Раньери молча пробежал глазами договор, вернул флэш-стик хозяину и, как бы не решаясь ответить на поставленный вопрос, задумчиво пожевал губу.
– Понимаете, господин Стенсен, – сказал он после несколько затянувшейся паузы. – Возникла крайне неприятная и непонятная ситуация. Если вы не против, давайте где-нибудь присядем, и я вам все объясню. Ахмад, ты можешь идти. Сразу отправь подтверждение.
– Будет сделано! – отозвался молодой кучерявый пограничник в чине сержанта и скрылся в «рукаве».
– Итак, где мы можем побеседовать?
– В кают-компании. Прошу вас!
Стенсен провел Раньери в кают-компанию, усадил его за стол и подошел к бару.
– Что-нибудь выпьете?
– Благодарю, я на службе.
Стенсен налил себе немного мартини и, отхлебнув из бокала, уселся напротив гостя.
– Я вас внимательно слушаю.
– С вашим судном весьма странная история. Третьего августа к нам с Земли поступило указание задержать это судно до выяснения обстоятельств. Причина же блокировки указана несколько размыто – нарушение прав владения. Владения чем и чьи права нарушены, никто толком объяснить не может. Документ инициирован Центральным управлением космической навигации.
– Простите, лейтенант, – Стенсен откинулся на спинку стула, держа стоящий на столе бокал в вытянутой руке и вертя его пальцами, – но я впервые слышу, чтобы ЦУКН занимался правами владения чего-либо, а, тем более, имел полномочия на арест судов.
– Блокировку, – уточнил Раньери. – Указание о блокировании судна поступило от СБ сектора по запросу ЦУКН.
– Даже так? – Стенсен вскинул брови. – Это судно принадлежит мне, как это явствует из документов, с которыми вы ознакомились. Но если вы подозреваете подделку документов, то также можете послать запрос в ЦРО8.
– Не горячитесь, молодой человек, – поморщился Раньери. – Мы все уже давно проверили. Ваши права на судно полностью подтверждены, и оспаривать их никто не собирается.
– Так в чем же дело?
– Дело в бумаге, которая, несмотря ни на что, предписывает нам блокировать ваше судно. С этим я ничего поделать не могу.

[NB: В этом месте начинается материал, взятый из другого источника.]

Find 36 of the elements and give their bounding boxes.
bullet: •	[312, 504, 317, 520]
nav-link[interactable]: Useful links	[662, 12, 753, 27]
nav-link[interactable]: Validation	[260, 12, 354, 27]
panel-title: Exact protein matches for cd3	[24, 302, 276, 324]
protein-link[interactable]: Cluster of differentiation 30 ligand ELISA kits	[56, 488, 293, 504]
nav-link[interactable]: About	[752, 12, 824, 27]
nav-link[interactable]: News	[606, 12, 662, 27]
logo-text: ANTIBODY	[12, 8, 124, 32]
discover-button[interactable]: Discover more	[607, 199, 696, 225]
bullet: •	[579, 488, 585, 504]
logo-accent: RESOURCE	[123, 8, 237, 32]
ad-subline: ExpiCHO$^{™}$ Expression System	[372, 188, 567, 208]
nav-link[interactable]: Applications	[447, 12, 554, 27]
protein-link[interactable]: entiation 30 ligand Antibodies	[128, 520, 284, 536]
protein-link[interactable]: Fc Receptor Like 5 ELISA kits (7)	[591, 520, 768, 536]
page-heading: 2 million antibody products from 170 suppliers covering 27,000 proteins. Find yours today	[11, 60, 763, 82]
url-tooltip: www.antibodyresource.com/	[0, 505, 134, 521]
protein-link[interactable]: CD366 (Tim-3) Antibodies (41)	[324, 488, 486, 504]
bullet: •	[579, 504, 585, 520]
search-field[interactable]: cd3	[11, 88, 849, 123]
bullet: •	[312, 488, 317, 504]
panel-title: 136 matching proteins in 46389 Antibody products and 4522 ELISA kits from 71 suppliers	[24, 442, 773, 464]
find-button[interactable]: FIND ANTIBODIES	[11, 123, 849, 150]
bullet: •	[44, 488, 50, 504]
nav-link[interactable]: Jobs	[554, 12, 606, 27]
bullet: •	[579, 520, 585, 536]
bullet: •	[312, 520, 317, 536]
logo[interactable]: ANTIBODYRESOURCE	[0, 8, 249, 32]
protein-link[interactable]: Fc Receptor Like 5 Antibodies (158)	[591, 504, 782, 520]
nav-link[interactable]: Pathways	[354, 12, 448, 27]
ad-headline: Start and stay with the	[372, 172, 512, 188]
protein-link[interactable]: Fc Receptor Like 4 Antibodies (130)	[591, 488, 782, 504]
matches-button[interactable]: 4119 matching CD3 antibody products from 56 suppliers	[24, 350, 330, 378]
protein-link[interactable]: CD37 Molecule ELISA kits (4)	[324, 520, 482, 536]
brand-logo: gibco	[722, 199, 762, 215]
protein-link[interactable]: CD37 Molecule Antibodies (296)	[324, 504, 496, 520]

– Но это же чистейшей воды абсурд!
– Знаю, – согласился с ним Раньери, – но у меня официальное предписание. Однако из желания способствовать скорейшему разрешению этого, как вы выразились, абсурда после проверки документов нами в адрес ЦУКН и СБ уже направлено подтверждение вашего права владения судном с уведомлением об отсутствии причин препятствования частному лицу распоряжаться своей личной собственностью.
– Я, разумеется, благодарен вам за содействие, но не понимаю, почему вы уделяете моему вопросу столько внимания.

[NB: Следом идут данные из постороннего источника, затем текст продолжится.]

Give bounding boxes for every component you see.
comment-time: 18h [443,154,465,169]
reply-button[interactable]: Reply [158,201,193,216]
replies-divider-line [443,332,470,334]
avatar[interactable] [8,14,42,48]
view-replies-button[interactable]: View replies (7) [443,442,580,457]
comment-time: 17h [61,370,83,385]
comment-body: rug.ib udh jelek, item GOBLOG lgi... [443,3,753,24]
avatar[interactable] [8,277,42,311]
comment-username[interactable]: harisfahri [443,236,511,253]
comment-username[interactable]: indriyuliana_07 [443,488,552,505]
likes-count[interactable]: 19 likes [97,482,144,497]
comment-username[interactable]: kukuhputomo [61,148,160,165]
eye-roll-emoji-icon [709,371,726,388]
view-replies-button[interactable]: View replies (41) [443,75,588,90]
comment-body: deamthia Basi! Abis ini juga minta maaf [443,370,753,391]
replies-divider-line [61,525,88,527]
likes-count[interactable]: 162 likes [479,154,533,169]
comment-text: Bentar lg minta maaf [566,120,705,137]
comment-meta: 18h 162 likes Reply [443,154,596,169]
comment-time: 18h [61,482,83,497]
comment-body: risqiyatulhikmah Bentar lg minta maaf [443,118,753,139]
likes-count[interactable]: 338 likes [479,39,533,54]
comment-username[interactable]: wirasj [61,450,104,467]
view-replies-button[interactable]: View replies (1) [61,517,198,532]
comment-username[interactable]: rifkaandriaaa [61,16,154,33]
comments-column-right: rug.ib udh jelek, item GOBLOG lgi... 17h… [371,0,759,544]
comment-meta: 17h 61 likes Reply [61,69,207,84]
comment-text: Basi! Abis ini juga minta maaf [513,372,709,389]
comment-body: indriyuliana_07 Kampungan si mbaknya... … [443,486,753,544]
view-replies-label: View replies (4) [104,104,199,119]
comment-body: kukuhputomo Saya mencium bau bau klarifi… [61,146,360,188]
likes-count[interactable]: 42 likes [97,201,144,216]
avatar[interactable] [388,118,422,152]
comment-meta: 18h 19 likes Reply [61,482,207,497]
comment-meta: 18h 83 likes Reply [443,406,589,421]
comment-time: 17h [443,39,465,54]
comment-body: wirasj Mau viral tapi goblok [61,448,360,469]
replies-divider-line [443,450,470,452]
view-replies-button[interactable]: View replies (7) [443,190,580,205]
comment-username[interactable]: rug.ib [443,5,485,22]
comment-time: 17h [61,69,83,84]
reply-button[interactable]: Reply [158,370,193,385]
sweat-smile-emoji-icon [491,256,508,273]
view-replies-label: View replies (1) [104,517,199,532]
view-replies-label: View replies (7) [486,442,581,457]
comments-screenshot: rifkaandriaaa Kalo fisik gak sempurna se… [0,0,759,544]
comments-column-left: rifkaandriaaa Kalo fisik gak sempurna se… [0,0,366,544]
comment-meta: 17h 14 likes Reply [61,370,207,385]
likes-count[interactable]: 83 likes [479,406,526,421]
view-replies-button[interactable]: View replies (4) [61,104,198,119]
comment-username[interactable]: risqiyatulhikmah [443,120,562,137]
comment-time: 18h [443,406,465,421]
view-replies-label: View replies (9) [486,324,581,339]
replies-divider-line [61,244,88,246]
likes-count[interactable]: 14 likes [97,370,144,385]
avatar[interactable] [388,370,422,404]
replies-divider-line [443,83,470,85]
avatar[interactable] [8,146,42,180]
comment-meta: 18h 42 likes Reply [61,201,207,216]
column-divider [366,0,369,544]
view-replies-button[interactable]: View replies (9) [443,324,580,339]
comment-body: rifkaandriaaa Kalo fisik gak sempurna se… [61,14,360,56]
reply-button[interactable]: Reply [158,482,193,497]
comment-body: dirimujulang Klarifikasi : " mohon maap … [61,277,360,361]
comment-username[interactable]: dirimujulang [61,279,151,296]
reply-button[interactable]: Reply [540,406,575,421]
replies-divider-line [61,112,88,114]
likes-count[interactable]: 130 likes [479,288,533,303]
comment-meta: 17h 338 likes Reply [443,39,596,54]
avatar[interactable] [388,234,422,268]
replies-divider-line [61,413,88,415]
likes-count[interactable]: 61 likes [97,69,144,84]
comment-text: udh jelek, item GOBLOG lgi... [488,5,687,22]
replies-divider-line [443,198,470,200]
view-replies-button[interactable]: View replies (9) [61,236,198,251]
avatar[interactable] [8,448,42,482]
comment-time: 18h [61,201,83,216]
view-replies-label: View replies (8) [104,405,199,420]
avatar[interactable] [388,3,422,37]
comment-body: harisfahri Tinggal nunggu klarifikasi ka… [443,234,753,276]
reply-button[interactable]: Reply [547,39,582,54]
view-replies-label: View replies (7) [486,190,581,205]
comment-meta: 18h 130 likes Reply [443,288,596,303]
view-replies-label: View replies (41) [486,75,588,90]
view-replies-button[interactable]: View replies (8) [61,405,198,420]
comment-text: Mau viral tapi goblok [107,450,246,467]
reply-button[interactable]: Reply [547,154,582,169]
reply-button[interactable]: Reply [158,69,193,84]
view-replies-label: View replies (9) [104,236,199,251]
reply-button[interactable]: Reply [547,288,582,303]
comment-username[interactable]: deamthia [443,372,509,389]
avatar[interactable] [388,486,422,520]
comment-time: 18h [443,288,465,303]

– Я прекрасно знаю это судно и еще лучше его бывшего хозяина – Гройсса. Препротивнейший тип, смею заметить. Вы же у него приобрели судно, не так ли?
– У его компании, – сдержанно ответил Стенсен, сделав еще глоток мартини.
– Мой брат горбатился на этого человека несколько лет и, в конце концов, пострадал ни за что – на него навешали чужие грехи и выставили из компании с возмещением издержек… У брата было слабое сердце. – Раньери поджал губы и немного помолчал. – Простите.
– Сочувствую, – сдержанно отозвался Стенсен.
– Мой брат был далеко не единственным, кто пострадал от этого человека. Поэтому я решил вас предупредить: мне кажется, вас хотят втянуть в какую-то неприятную историю. По этой части Гройсс большой мастак. Будьте осторожны. – Раньери поднялся; Стенсен, отставив бокал, – тоже.
– Большое спасибо за предупреждение. Вы порядочный человек.
– Не стоит благодарности. Просто я не люблю, когда людям делают гадости.
– Скажите, я тоже… арестован.
– Нет. Арестовано только судно. И даже не арестовано, а заблокировано. На арест необходима санкция соответствующих органов. Я, конечно, не правовед, но, мне кажется, прокуратура не даст подобной санкции. Я вообще не представляю, зачем Гройссу – если это, разумеется, устроил он – блокировать судно.